A internet facilitou a informação, mas restringiu a capacidade de reflexão

Enviada em 07/03/2020

Era heraclitiana

No limiar do século XXI, o advento da Revolução Técnico-científico-informacional promoveu uma forma de relacionamento baseada nos recursos oferecidos pela internet. Nessa perspectiva, dada a grandiosidade da guinada comportamental, estabeleceu-se na contagem do tempo histórico um novo período, marcado pelas transformações decorrentes da desestruturação da barreira distância-tempo. Assim, a comunicação tornou-se imediata, concomitantemente, aumentou geometricamente os fluxos informacionais. Para tanto, devido à interferência social provocada pelas redes hodiernas, faz-se urgente compreender seus fenômenos bilateralmente para propor soluções às partes negativas.

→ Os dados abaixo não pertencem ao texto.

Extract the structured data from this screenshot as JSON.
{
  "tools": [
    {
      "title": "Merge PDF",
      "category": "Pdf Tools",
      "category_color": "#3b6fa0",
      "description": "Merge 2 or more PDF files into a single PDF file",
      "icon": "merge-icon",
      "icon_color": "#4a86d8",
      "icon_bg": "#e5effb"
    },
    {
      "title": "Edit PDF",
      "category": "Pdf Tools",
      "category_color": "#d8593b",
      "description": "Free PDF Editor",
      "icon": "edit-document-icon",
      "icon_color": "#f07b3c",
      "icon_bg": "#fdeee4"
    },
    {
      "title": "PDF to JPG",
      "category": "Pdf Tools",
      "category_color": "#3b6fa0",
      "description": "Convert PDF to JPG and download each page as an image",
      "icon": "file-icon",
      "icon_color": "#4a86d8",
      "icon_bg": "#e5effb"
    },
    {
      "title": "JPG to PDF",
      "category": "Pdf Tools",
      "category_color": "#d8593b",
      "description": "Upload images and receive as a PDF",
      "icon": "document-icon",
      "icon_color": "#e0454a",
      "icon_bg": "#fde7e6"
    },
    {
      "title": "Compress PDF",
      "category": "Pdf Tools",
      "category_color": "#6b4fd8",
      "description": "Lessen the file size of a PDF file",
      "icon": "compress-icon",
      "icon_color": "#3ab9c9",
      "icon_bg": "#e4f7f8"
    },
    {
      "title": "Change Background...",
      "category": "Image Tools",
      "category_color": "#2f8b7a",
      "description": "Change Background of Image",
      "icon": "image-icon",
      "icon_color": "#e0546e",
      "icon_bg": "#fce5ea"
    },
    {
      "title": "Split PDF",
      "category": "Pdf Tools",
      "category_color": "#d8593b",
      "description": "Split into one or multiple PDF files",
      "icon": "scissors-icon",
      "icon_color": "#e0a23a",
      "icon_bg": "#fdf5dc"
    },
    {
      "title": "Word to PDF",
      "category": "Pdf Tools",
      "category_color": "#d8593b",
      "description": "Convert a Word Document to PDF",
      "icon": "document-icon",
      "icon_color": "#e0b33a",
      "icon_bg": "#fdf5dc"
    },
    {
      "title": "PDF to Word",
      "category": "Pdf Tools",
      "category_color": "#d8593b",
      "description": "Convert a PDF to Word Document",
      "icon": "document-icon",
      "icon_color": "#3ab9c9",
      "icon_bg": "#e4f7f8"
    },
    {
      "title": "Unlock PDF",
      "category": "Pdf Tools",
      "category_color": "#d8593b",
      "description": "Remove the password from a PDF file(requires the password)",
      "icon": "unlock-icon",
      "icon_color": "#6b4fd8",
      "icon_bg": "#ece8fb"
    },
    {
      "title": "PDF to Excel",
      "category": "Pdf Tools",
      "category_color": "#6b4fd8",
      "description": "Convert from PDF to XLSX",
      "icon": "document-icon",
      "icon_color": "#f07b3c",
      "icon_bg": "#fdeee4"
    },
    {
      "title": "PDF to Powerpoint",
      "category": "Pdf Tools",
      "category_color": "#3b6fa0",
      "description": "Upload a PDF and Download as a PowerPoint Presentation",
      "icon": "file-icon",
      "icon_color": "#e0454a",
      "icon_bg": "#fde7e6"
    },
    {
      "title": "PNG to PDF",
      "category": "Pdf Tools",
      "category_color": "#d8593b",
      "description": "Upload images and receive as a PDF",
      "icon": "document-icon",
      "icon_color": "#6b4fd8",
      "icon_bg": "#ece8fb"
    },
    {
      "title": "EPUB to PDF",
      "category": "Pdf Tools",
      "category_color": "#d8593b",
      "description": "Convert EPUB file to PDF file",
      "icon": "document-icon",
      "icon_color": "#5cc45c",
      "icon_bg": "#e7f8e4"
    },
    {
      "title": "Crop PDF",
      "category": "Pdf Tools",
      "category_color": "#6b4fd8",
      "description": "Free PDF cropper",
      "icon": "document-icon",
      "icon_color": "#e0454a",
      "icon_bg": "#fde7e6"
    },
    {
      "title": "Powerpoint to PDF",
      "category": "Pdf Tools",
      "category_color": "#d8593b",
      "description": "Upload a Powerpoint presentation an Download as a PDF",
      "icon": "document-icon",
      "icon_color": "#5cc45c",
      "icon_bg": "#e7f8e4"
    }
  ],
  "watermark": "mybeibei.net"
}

Nesse ínterim, reproduziu-se uma concepção de sapiência relacionada ao indivíduo atualizado, tornando obsoleto e irrelevante o passado. Em síntese, o princípio “arché” proposto pelo pré-socrático Heráclito de Éfeso nunca foi tão vivenciado como nesta década, isto é, analogamente a concepção do filósofo grego de que não é possível  banhar-se duas vezes no mesmo rio está o fluxo de informações contemporâneo, o qual não permite ao indivíduo vivenciar além do instantâneo, pois “tudo flui”. Logo, depreende-se que as pessoas estão mais vinculadas ao superficial e ignorando o âmago dos acontecimentos.

Seguindo essa linha, nota-se que cidadãos alienados, mesmo na era das comunicações, são uma realidade crescente. Por exemplo, uma das maiores problemáticas da atualidade é o compartilhamento de “fake news”, em sua maioria sem nenhum embasamento lógico, como diria Machado de Assis em “Memorial de Aires” : “Tudo é matéria à línguas agudas”, ou seja, a limitação da reflexão devido ao bombardeamento informacional conduz à ignorância e, aquilo que deveria promover o homem está reduzindo-o a um animal movido por instintos, sem capacidade de pensamento e a um ser contemplador.

Destarte, ao cabo de reduzir os danos da internet e aprimorar seus benefícios, medidas se fazem prementes. Portanto, cabe aos Ministérios da Educação e ao responsável pela cultura trabalharem o desenvolvimento do senso crítico nas escolas, para tal, adicionando-o como uma matéria da grade curricular, na qual deverá ser trabalhada a seleção de informações e a aprimoração cognitiva, afinal o ensino também está fadado à digitalização. Dessa forma, educando os brasileiros a serem críticos, conscientes e capazes de formar opinião, garantindo que eles estarão livres da inércia e passividade da ’era heraclitiana'.